Conjoined brothers from Nuremberg Chronicle (1493). From here.

…I was asked what would happen if, God forbid, there was such a case among the Jews…the case discussed in Menachot 37 is quite different from this one….Here there are two separate bodies…and there is nothing new in this, for this is what happened when the world was created…as stated in the Talmud in Berachot and in Eruvin. And the Midrash tells us that he [Adam] was created with two faces, as it states (Gen 5:2): “ זכר ונקבה בראם ויקרא שמם אדם - male and female he created them, and he called them Adam” …Since they are clearly two people each requires to put on the head tefillin (phylacteries), and place it between their own eyes. However they may not marry for there is a question of the prohibition against adultery, for they must sleep together in one bed. It is also forbidden for one to have intercourse because the other is watching… and may the Merciful One deliver us from all the odd and deformed creatures…

The Case in Menachot, and the Hensel twins

In 2002 Michael Barilan from the Meir Hospital and the Sackler School of Medicine in Tel Aviv, published a lengthy paper (Head Counting and Heart Counting) which questioned the assumption that a conjoined twin’s natural interest and wish is separation. “Too often” he wrote, “we tend to oversimplify bioethical problems and see them as a zero-sum game between rival individuals. Conjoinment challenges our sense of selfhood and identity. Rising to this challenge may refresh many commonplace notions about individuality, identity, and being with other people as a fundamental manifestation of being alive as human beings.”

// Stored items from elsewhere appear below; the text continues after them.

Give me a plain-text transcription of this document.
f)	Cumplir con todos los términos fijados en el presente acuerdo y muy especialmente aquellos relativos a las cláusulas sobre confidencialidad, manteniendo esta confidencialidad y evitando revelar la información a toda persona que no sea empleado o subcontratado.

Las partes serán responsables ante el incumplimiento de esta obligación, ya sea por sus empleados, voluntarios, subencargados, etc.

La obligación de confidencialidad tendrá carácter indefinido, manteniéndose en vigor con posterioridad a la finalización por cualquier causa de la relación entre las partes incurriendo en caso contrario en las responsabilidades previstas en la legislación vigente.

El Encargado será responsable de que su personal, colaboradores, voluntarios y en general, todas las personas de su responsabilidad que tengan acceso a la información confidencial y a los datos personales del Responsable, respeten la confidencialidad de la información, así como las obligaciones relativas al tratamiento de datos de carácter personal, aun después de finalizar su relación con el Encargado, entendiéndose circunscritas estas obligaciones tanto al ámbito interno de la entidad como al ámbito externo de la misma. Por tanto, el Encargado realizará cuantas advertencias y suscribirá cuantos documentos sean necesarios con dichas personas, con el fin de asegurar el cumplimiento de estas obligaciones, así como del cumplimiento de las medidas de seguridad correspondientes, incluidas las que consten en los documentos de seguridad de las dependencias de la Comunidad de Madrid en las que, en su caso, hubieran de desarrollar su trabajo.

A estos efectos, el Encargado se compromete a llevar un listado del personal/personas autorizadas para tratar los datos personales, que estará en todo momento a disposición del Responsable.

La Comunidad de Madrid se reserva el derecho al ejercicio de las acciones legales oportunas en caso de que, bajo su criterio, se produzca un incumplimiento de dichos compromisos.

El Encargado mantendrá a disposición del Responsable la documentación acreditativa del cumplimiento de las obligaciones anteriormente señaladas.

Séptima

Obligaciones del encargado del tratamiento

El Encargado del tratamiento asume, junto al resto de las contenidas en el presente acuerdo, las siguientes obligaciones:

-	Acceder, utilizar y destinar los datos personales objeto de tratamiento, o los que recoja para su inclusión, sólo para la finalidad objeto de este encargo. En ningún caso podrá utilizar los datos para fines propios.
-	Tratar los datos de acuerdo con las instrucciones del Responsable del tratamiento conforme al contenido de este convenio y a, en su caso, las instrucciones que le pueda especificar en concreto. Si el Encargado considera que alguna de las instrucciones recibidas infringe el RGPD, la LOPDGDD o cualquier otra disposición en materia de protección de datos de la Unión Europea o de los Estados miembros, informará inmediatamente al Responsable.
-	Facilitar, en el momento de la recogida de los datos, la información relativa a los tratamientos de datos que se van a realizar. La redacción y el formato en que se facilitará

Abby and Brittany Hensel. From here.

Abby and Brittany Hensel. From here.

Abby and Brittany Hensel are a perfect example of Barilan’s thesis. Born in 1990 in Minnesota, their parents decided not to seperate them at birth after learning that the chances of either surviving such an operation was extremely low. They have a single body and each controls the arms and leg on her side. They learned to walk at a normal age, graduated high school in 2008 and although each twin had to take her own test, they have driver’s licenses (and you can watch them driving here). The twins featured in a three part reality show on TLC in 2012, which later aired on the BBC. It featured their graduation from Bethel University, subsequent job search, and their travels in Europe. Their story, and those of many other unseparated twins, demonstrates that conjoined people may lead loving, meaningful and fulfilling lives together, whether or not they decide to don tefillin each day.

Both modern canon law and common law determine human individuation by the head. Possibly they had better count hearts. Head-counting is close to a Cartesian view of the soul as a distinct entity that is anchored in the head but not directly engaged with the human body. The Cartesian body is related to its mind as chattel to owner, thus promoting the economic language of division and distribution of lives and limbs...Heart-counting isless metaphysically ambitious or economically domineering and is more attuned to the practical constraints of embodied life, particularly of social beings.
— Y. Michael Barilan. Head-Counting vs. Heart-Counting: An Examination of the Recent Case of the Conjoined Twins from Malta. Perspectives in Biology and Medicine, 2002. 45; 4; 593-603.